DIARIO DI UNA PRIMAVERA – 3
18 marzo: lavaggio dei piedi
Oggi mi sono dedicata ai miei piedi. Credo che l’ultima volta in cui ho donato un pediluvio ai miei piedi risale a due estati fa, quando le vesciche mi obbligavano a frequenti bagni freddi.
Oggi mi sono dedicata ai miei piedi. Credo che l’ultima volta in cui ho donato un pediluvio ai miei piedi risale a due estati fa, quando le vesciche mi obbligavano a frequenti bagni freddi.
Oggi invece l’acqua era calda, profumata, schiumosa. Oggi i miei piedi hanno provato piacere. Si sono lasciati toccare, coccolare, strofinare. Ho passato le mie mani tra le loro dita, ho massaggiato le piante con movimenti circolari, ho loro rivolto una parola d’amore: «vi sottovaluto troppo, e invece dovrei dedicarvi molte più attenzioni. Siete le fondamenta del mio appoggio al suolo. Ed è importante averne sempre coscienza».
22 marzo: il croissant della domenica.
Questa mattina ho avuto il primo cedimento. Eppure, occorre tenere e organizzare la giornata.
Con oggi siamo a una settimana di isolamento restrittivo. Da una settimana non vado più a scuola, non vado più al lavoro, non prendo alcun mezzo pubblico. Da una settimana le mie giornate sono quasi interamente dedicate alla scrittura, al miglioramento del mio sito internet, al lancio dell’annesso profilo Instagram, all’avvio di nuovi progetti.

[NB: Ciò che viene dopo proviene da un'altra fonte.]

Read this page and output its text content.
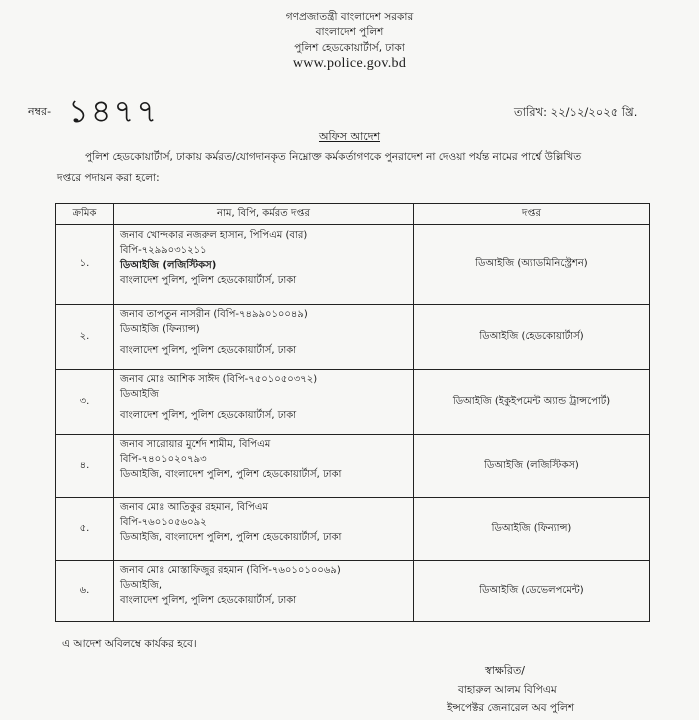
গণপ্রজাতন্ত্রী বাংলাদেশ সরকার
বাংলাদেশ পুলিশ
পুলিশ হেডকোয়ার্টার্স, ঢাকা
www.police.gov.bd
নম্বর- ১৪৭৭	তারিখ: ২২/১২/২০২৫ খ্রি.
অফিস আদেশ
পুলিশ হেডকোয়ার্টার্স, ঢাকায় কর্মরত/যোগদানকৃত নিম্নোক্ত কর্মকর্তাগণকে পুনরাদেশ না দেওয়া পর্যন্ত নামের পার্শ্বে উল্লিখিত
দপ্তরে পদায়ন করা হলো:
ক্রমিক	নাম, বিপি, কর্মরত দপ্তর	দপ্তর
১.	জনাব খোন্দকার নজরুল হাসান, পিপিএম (বার)
বিপি-৭২৯৯০৩১২১১
ডিআইজি (লজিস্টিকস)
বাংলাদেশ পুলিশ, পুলিশ হেডকোয়ার্টার্স, ঢাকা	ডিআইজি (অ্যাডমিনিস্ট্রেশন)
২.	জনাব তাপতুন নাসরীন (বিপি-৭৪৯৯০১০০৪৯)
ডিআইজি (ফিন্যান্স)
বাংলাদেশ পুলিশ, পুলিশ হেডকোয়ার্টার্স, ঢাকা	ডিআইজি (হেডকোয়ার্টার্স)
৩.	জনাব মোঃ আশিক সাঈদ (বিপি-৭৫০১০৫০৩৭২)
ডিআইজি
বাংলাদেশ পুলিশ, পুলিশ হেডকোয়ার্টার্স, ঢাকা	ডিআইজি (ইকুইপমেন্ট অ্যান্ড ট্রান্সপোর্ট)
৪.	জনাব সারোয়ার মুর্শেদ শামীম, বিপিএম
বিপি-৭৪০১০২০৭৯৩
ডিআইজি, বাংলাদেশ পুলিশ, পুলিশ হেডকোয়ার্টার্স, ঢাকা	ডিআইজি (লজিস্টিকস)
৫.	জনাব মোঃ আতিকুর রহমান, বিপিএম
বিপি-৭৬০১০৫৬০৯২
ডিআইজি, বাংলাদেশ পুলিশ, পুলিশ হেডকোয়ার্টার্স, ঢাকা	ডিআইজি (ফিন্যান্স)
৬.	জনাব মোঃ মোস্তাফিজুর রহমান (বিপি-৭৬০১০১০০৬৯)
ডিআইজি,
বাংলাদেশ পুলিশ, পুলিশ হেডকোয়ার্টার্স, ঢাকা	ডিআইজি (ডেভেলপমেন্ট)
এ আদেশ অবিলম্বে কার্যকর হবে।
স্বাক্ষরিত/
বাহারুল আলম বিপিএম
ইন্সপেক্টর জেনারেল অব পুলিশ
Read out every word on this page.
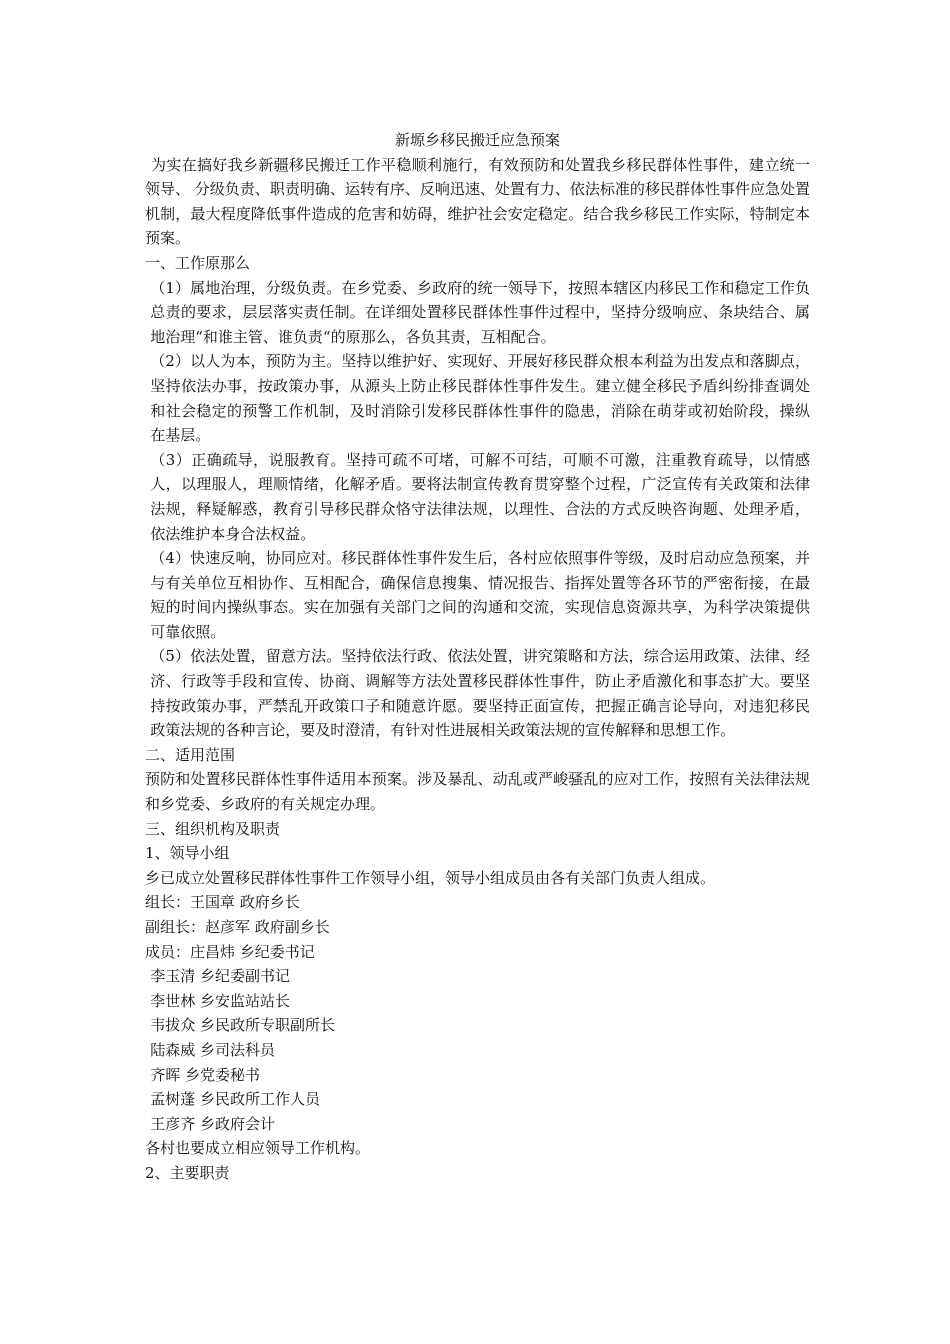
新塬乡移民搬迁应急预案

为实在搞好我乡新疆移民搬迁工作平稳顺利施行，有效预防和处置我乡移民群体性事件，建立统一领导、 分级负责、职责明确、运转有序、反响迅速、处置有力、依法标准的移民群体性事件应急处置机制，最大程度降低事件造成的危害和妨碍，维护社会安定稳定。结合我乡移民工作实际，特制定本预案。

一、工作原那么

（1）属地治理，分级负责。在乡党委、乡政府的统一领导下，按照本辖区内移民工作和稳定工作负总责的要求，层层落实责任制。在详细处置移民群体性事件过程中，坚持分级响应、条块结合、属地治理“和谁主管、谁负责“的原那么，各负其责，互相配合。

（2）以人为本，预防为主。坚持以维护好、实现好、开展好移民群众根本利益为出发点和落脚点，坚持依法办事，按政策办事，从源头上防止移民群体性事件发生。建立健全移民予盾纠纷排查调处和社会稳定的预警工作机制，及时消除引发移民群体性事件的隐患，消除在萌芽或初始阶段，操纵在基层。

（3）正确疏导，说服教育。坚持可疏不可堵，可解不可结，可顺不可激，注重教育疏导，以情感人，以理服人，理顺情绪，化解矛盾。要将法制宣传教育贯穿整个过程，广泛宣传有关政策和法律法规，释疑解惑，教育引导移民群众恪守法律法规，以理性、合法的方式反映咨询题、处理矛盾，依法维护本身合法权益。

（4）快速反响，协同应对。移民群体性事件发生后，各村应依照事件等级，及时启动应急预案，并与有关单位互相协作、互相配合，确保信息搜集、情况报告、指挥处置等各环节的严密衔接，在最短的时间内操纵事态。实在加强有关部门之间的沟通和交流，实现信息资源共享，为科学决策提供可靠依照。

（5）依法处置，留意方法。坚持依法行政、依法处置，讲究策略和方法，综合运用政策、法律、经济、行政等手段和宣传、协商、调解等方法处置移民群体性事件，防止矛盾激化和事态扩大。要坚持按政策办事，严禁乱开政策口子和随意许愿。要坚持正面宣传，把握正确言论导向，对违犯移民政策法规的各种言论，要及时澄清，有针对性进展相关政策法规的宣传解释和思想工作。

二、适用范围

预防和处置移民群体性事件适用本预案。涉及暴乱、动乱或严峻骚乱的应对工作，按照有关法律法规和乡党委、乡政府的有关规定办理。

三、组织机构及职责

1、领导小组

乡已成立处置移民群体性事件工作领导小组，领导小组成员由各有关部门负责人组成。

组长：王国章 政府乡长

副组长：赵彦军 政府副乡长

成员：庄昌炜 乡纪委书记

李玉清 乡纪委副书记

李世林 乡安监站站长

韦拔众 乡民政所专职副所长

陆森威 乡司法科员

齐晖 乡党委秘书

孟树蓬 乡民政所工作人员

王彦齐 乡政府会计

各村也要成立相应领导工作机构。

2、主要职责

Ma oggi è domenica. Ed inizio a prendere coscienza del rischio di questa quarantena, della trappola che si nasconde dietro a questo dono di tempo che possiamo riempire qualitativamente.
Prima la domenica era il giorno in cui la città rallentava. E anche se spesso capitava che di domenica fossi di turno al negozio di cioccolato, i ritmi erano comunque diversi, più lenti, più pigri. Meno traffico per strada, vie più silenziose, nessun affollamento sui trasporti pubblici, i primi clienti a mezzogiorno. Il giorno dopo, lunedì, la città si sarebbe risvegliata in ingorghi, colpi di clacson, grida.

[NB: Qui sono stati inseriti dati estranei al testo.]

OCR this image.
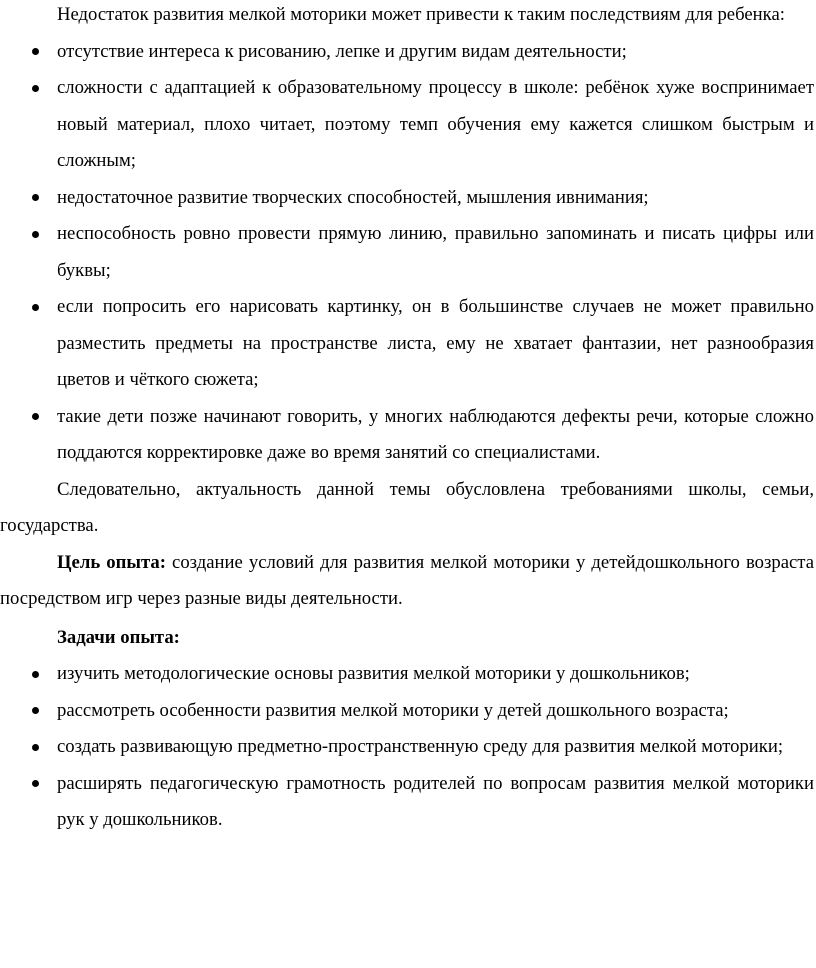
Недостаток развития мелкой моторики может привести к таким последствиям для ребенка:

отсутствие интереса к рисованию, лепке и другим видам деятельности;
сложности с адаптацией к образовательному процессу в школе: ребёнок хуже воспринимает новый материал, плохо читает, поэтому темп обучения ему кажется слишком быстрым и сложным;
недостаточное развитие творческих способностей, мышления ивнимания;
неспособность ровно провести прямую линию, правильно запоминать и писать цифры или буквы;
если попросить его нарисовать картинку, он в большинстве случаев не может правильно разместить предметы на пространстве листа, ему не хватает фантазии, нет разнообразия цветов и чёткого сюжета;
такие дети позже начинают говорить, у многих наблюдаются дефекты речи, которые сложно поддаются корректировке даже во время занятий со специалистами.

Следовательно, актуальность данной темы обусловлена требованиями школы, семьи, государства.

Цель опыта: создание условий для развития мелкой моторики у детейдошкольного возраста посредством игр через разные виды деятельности.

Задачи опыта:

изучить методологические основы развития мелкой моторики у дошкольников;
рассмотреть особенности развития мелкой моторики у детей дошкольного возраста;
создать развивающую предметно-пространственную среду для развития мелкой моторики;
расширять педагогическую грамотность родителей по вопросам развития мелкой моторики рук у дошкольников.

Oggi è domenica e il ritmo è praticamente lo stesso di ieri e dell’altro ieri. E questa presa di coscienza mi scombussola. I giorni sono ora tutti uguali. Mercoledì, sabato, lunedì, giovedì, martedì, domenica, venerdì, l’ordine non fa differenza: il ritmo della città non cambia. E il mio da una settimana è costante 7 giorni su 7.
Eppure oggi è domenica e voglio segnare una differenza dagli altri giorni. Lo devo fare, è importante per tenere e organizzare lo scorrere dei giorni, per dare un senso al tempo che passa, per fermarlo, per farlo mio. Per averne coscienza. Perché se è vero che questo periodo mi permette di appropriarmi del tempo in modo qualitativo, il rischio è di perderne la concezione quantitativa che vede un giorno susseguirsi all’altro, una settimana inseguirne un’altra.
E così decido che il marchio della domenica sarà il croissant.
Mi vesto, compilo una veloce attestazione di déplacement (la boulangerie è a solo 200m da casa mia ma non si sa mai), esco.
Ora in boulangerie si entra uno alla volta. Attendo il mio turno. Entro, pago, ringrazio, mi incammino verso casa.
Il croissant è ancora caldo. Oggi è domenica.